OpenGL pipeline stall with CUDA

I’m doing morph animations on GPU using CUDA. Each frame, I update the vertex buffer before rendering:

cudaGraphicsResourceSetMapFlags(cudaResource, cudaGraphicsMapFlagsWriteDiscard);
cudaError err = cudaGraphicsMapResources(1, &cudaResource, 0);
ASSERT(err == cudaSuccess);

//Update Vertex Buffer 

err = cudaGraphicsUnmapResources(1, &cudaResource, 0);
ASSERT(err == cudaSuccess);

After, I render using glDrawRangeElements.
Using Nsight I see that glDrawRangeElements call stalls until GPU begins to actually draw the same mesh.
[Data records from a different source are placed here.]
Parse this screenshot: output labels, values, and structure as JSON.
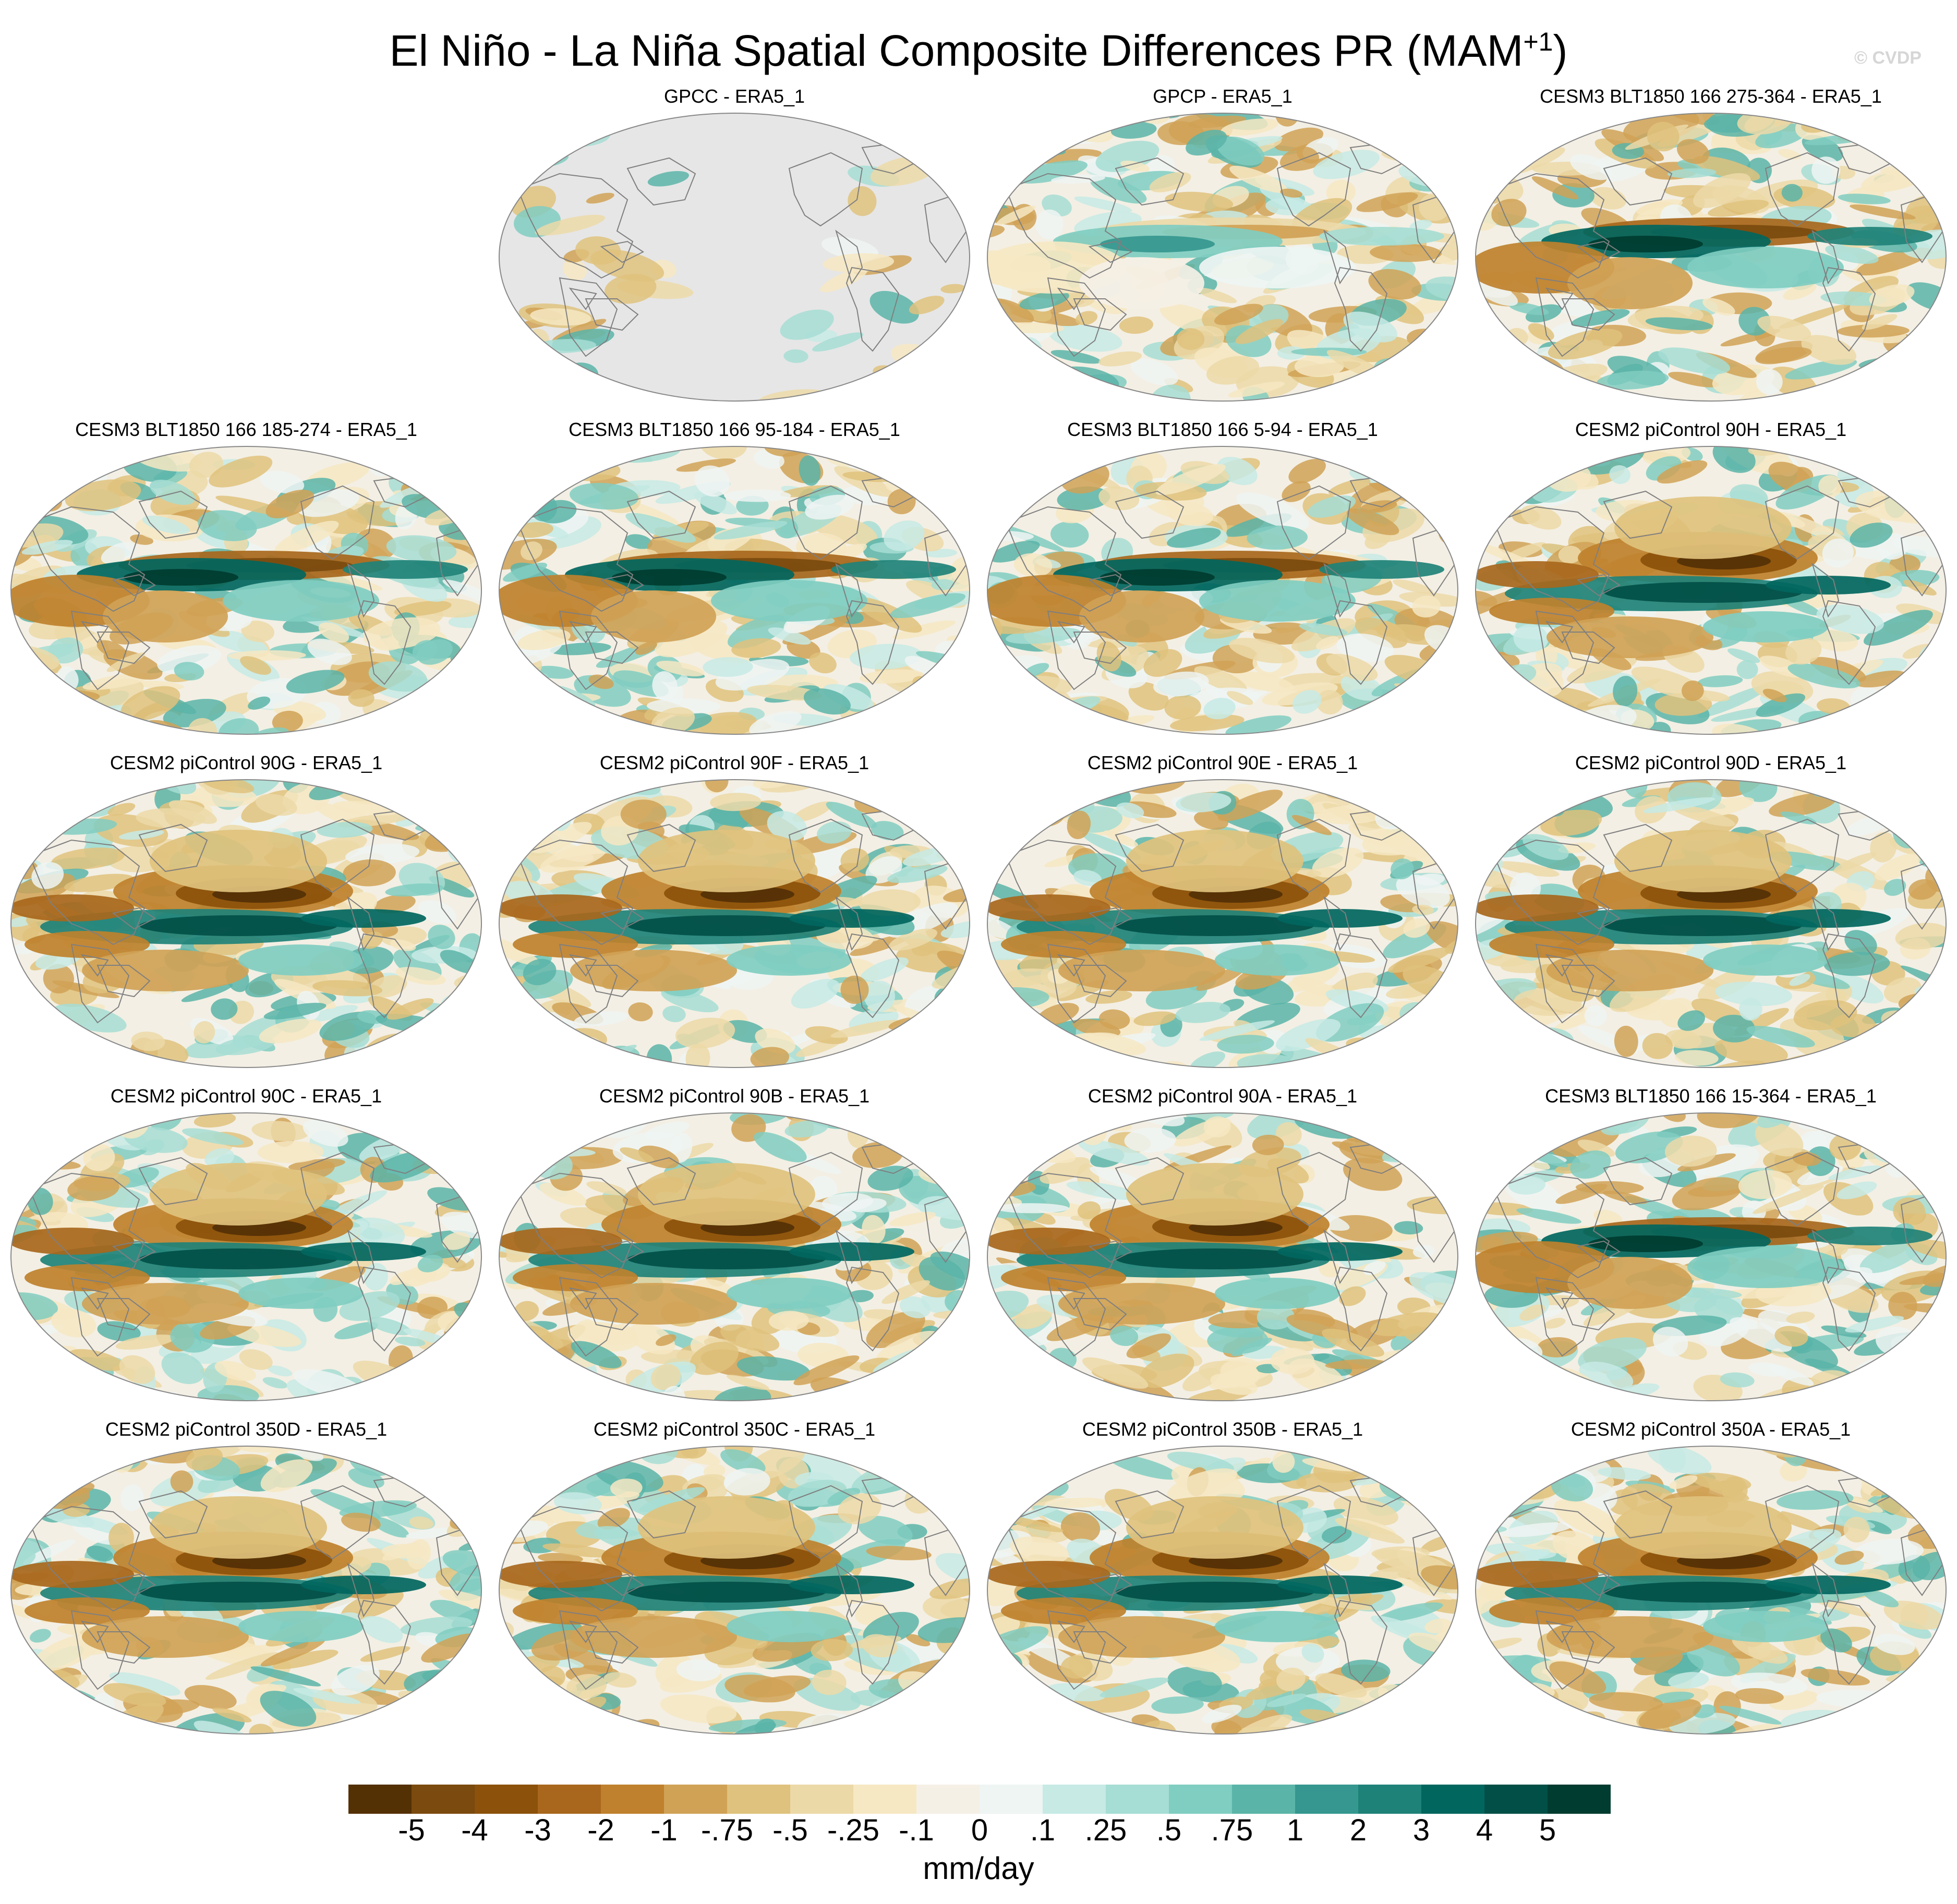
{
  "title": {
    "main": "El Niño - La Niña Spatial Composite Differences PR (MAM",
    "superscript": "+1",
    "close": ")"
  },
  "watermark": "© CVDP",
  "panels": [
    {
      "label": "GPCC - ERA5_1",
      "coverage": "land-only"
    },
    {
      "label": "GPCP - ERA5_1",
      "coverage": "global"
    },
    {
      "label": "CESM3 BLT1850 166 275-364 - ERA5_1",
      "coverage": "global"
    },
    {
      "label": "CESM3 BLT1850 166 185-274 - ERA5_1",
      "coverage": "global"
    },
    {
      "label": "CESM3 BLT1850 166 95-184 - ERA5_1",
      "coverage": "global"
    },
    {
      "label": "CESM3 BLT1850 166 5-94 - ERA5_1",
      "coverage": "global"
    },
    {
      "label": "CESM2 piControl 90H - ERA5_1",
      "coverage": "global"
    },
    {
      "label": "CESM2 piControl 90G - ERA5_1",
      "coverage": "global"
    },
    {
      "label": "CESM2 piControl 90F - ERA5_1",
      "coverage": "global"
    },
    {
      "label": "CESM2 piControl 90E - ERA5_1",
      "coverage": "global"
    },
    {
      "label": "CESM2 piControl 90D - ERA5_1",
      "coverage": "global"
    },
    {
      "label": "CESM2 piControl 90C - ERA5_1",
      "coverage": "global"
    },
    {
      "label": "CESM2 piControl 90B - ERA5_1",
      "coverage": "global"
    },
    {
      "label": "CESM2 piControl 90A - ERA5_1",
      "coverage": "global"
    },
    {
      "label": "CESM3 BLT1850 166 15-364 - ERA5_1",
      "coverage": "global"
    },
    {
      "label": "CESM2 piControl 350D - ERA5_1",
      "coverage": "global"
    },
    {
      "label": "CESM2 piControl 350C - ERA5_1",
      "coverage": "global"
    },
    {
      "label": "CESM2 piControl 350B - ERA5_1",
      "coverage": "global"
    },
    {
      "label": "CESM2 piControl 350A - ERA5_1",
      "coverage": "global"
    }
  ],
  "colorbar": {
    "colors": [
      "#543005",
      "#7a4a0e",
      "#8c510a",
      "#a8671c",
      "#bf812d",
      "#d0a256",
      "#dfc27d",
      "#ecd9a8",
      "#f6e8c3",
      "#f5f0e6",
      "#eef5f3",
      "#c7eae5",
      "#a6ddd4",
      "#80cdc1",
      "#5ab4a8",
      "#35978f",
      "#1f8278",
      "#01665e",
      "#024f47",
      "#003c30"
    ],
    "tick_labels": [
      "-5",
      "-4",
      "-3",
      "-2",
      "-1",
      "-.75",
      "-.5",
      "-.25",
      "-.1",
      "0",
      ".1",
      ".25",
      ".5",
      ".75",
      "1",
      "2",
      "3",
      "4",
      "5"
    ],
    "units": "mm/day"
  }
}
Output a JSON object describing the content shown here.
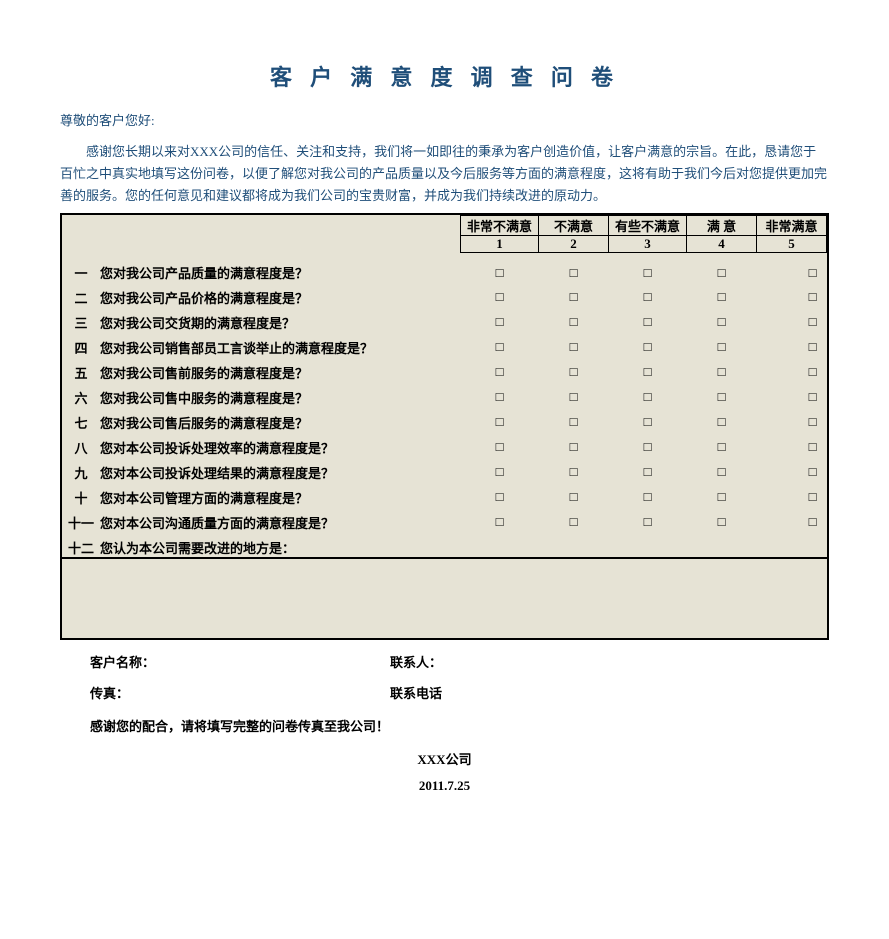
{
  "title": "客 户 满 意 度 调 查 问 卷",
  "salutation": "尊敬的客户您好:",
  "intro": "感谢您长期以来对XXX公司的信任、关注和支持，我们将一如即往的秉承为客户创造价值，让客户满意的宗旨。在此，恳请您于百忙之中真实地填写这份问卷，以便了解您对我公司的产品质量以及今后服务等方面的满意程度，这将有助于我们今后对您提供更加完善的服务。您的任何意见和建议都将成为我们公司的宝贵财富，并成为我们持续改进的原动力。",
  "rating_headers": [
    "非常不满意",
    "不满意",
    "有些不满意",
    "满 意",
    "非常满意"
  ],
  "rating_numbers": [
    "1",
    "2",
    "3",
    "4",
    "5"
  ],
  "checkbox_glyph": "□",
  "questions": [
    {
      "num": "一",
      "text": "您对我公司产品质量的满意程度是？",
      "has_boxes": true
    },
    {
      "num": "二",
      "text": "您对我公司产品价格的满意程度是？",
      "has_boxes": true
    },
    {
      "num": "三",
      "text": "您对我公司交货期的满意程度是？",
      "has_boxes": true
    },
    {
      "num": "四",
      "text": "您对我公司销售部员工言谈举止的满意程度是？",
      "has_boxes": true
    },
    {
      "num": "五",
      "text": "您对我公司售前服务的满意程度是？",
      "has_boxes": true
    },
    {
      "num": "六",
      "text": "您对我公司售中服务的满意程度是？",
      "has_boxes": true
    },
    {
      "num": "七",
      "text": "您对我公司售后服务的满意程度是？",
      "has_boxes": true
    },
    {
      "num": "八",
      "text": "您对本公司投诉处理效率的满意程度是？",
      "has_boxes": true
    },
    {
      "num": "九",
      "text": "您对本公司投诉处理结果的满意程度是？",
      "has_boxes": true
    },
    {
      "num": "十",
      "text": "您对本公司管理方面的满意程度是？",
      "has_boxes": true
    },
    {
      "num": "十一",
      "text": "您对本公司沟通质量方面的满意程度是？",
      "has_boxes": true
    },
    {
      "num": "十二",
      "text": "您认为本公司需要改进的地方是：",
      "has_boxes": false
    }
  ],
  "footer": {
    "customer_name_label": "客户名称：",
    "contact_label": "联系人：",
    "fax_label": "传真：",
    "phone_label": "联系电话",
    "thanks": "感谢您的配合，请将填写完整的问卷传真至我公司！",
    "company": "XXX公司",
    "date": "2011.7.25"
  },
  "colors": {
    "background": "#ffffff",
    "box_bg": "#e6e3d5",
    "border": "#000000",
    "heading_text": "#1f4e79"
  }
}
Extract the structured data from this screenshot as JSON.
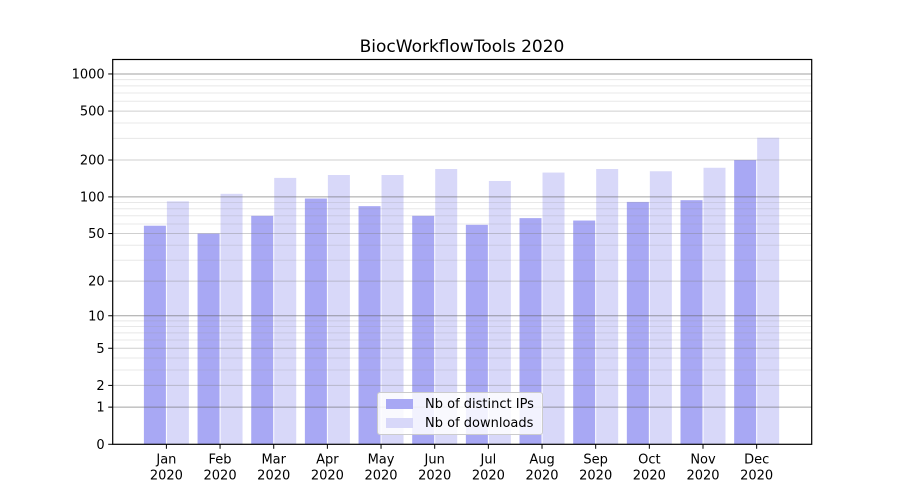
{
  "figure": {
    "background": "#ffffff",
    "frame_color": "#000000",
    "text_color": "#000000"
  },
  "chart_data": {
    "type": "bar",
    "title": "BiocWorkflowTools 2020",
    "categories": [
      "Jan",
      "Feb",
      "Mar",
      "Apr",
      "May",
      "Jun",
      "Jul",
      "Aug",
      "Sep",
      "Oct",
      "Nov",
      "Dec"
    ],
    "category_sub_label": "2020",
    "series": [
      {
        "name": "Nb of distinct IPs",
        "color": "#a8a8f4",
        "values": [
          58,
          50,
          70,
          97,
          84,
          70,
          59,
          67,
          64,
          91,
          94,
          200
        ]
      },
      {
        "name": "Nb of downloads",
        "color": "#d8d8f9",
        "values": [
          92,
          106,
          143,
          151,
          151,
          169,
          135,
          158,
          169,
          162,
          173,
          304
        ]
      }
    ],
    "xlabel": "",
    "ylabel": "",
    "y_axis": {
      "scale": "log1p",
      "ticks": [
        0,
        1,
        2,
        5,
        10,
        20,
        50,
        100,
        200,
        500,
        1000
      ],
      "min": 0,
      "max": 1310
    },
    "grid": {
      "on": true,
      "major_lines": [
        1,
        10,
        100,
        1000
      ],
      "medium_lines": [
        2,
        5,
        20,
        50,
        200,
        500
      ],
      "minor_lines": [
        3,
        4,
        6,
        7,
        8,
        9,
        30,
        40,
        60,
        70,
        80,
        90,
        300,
        400,
        600,
        700,
        800,
        900
      ],
      "major_color": "rgba(100,100,100,0.60)",
      "medium_color": "rgba(130,130,130,0.38)",
      "minor_color": "rgba(150,150,150,0.22)"
    },
    "legend": {
      "position": "inside-bottom-center",
      "entries": [
        {
          "label": "Nb of distinct IPs",
          "color": "#a8a8f4"
        },
        {
          "label": "Nb of downloads",
          "color": "#d8d8f9"
        }
      ]
    }
  }
}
The lag is independent of the computation I’m doing. As long as the resource is Map / Unmapped the lag is present.
I added cudaStreamSynchronize and cudaDeviceSynchronize to ensure GPU is done and I also double and triple buffered my Vertex Buffer but it didn’t change anything.
I get the lag only when I use the Map the resource using CUDA, otherwise it all runs well.

I’m on windows 7 with NVIDIA GTX 480.
I’ve tried updating the drivers, CUDA versions(5.5 and 6.0) and the GPU (GTX 680) but to no avail.

Any ideas or pointers would be greatly appreciated.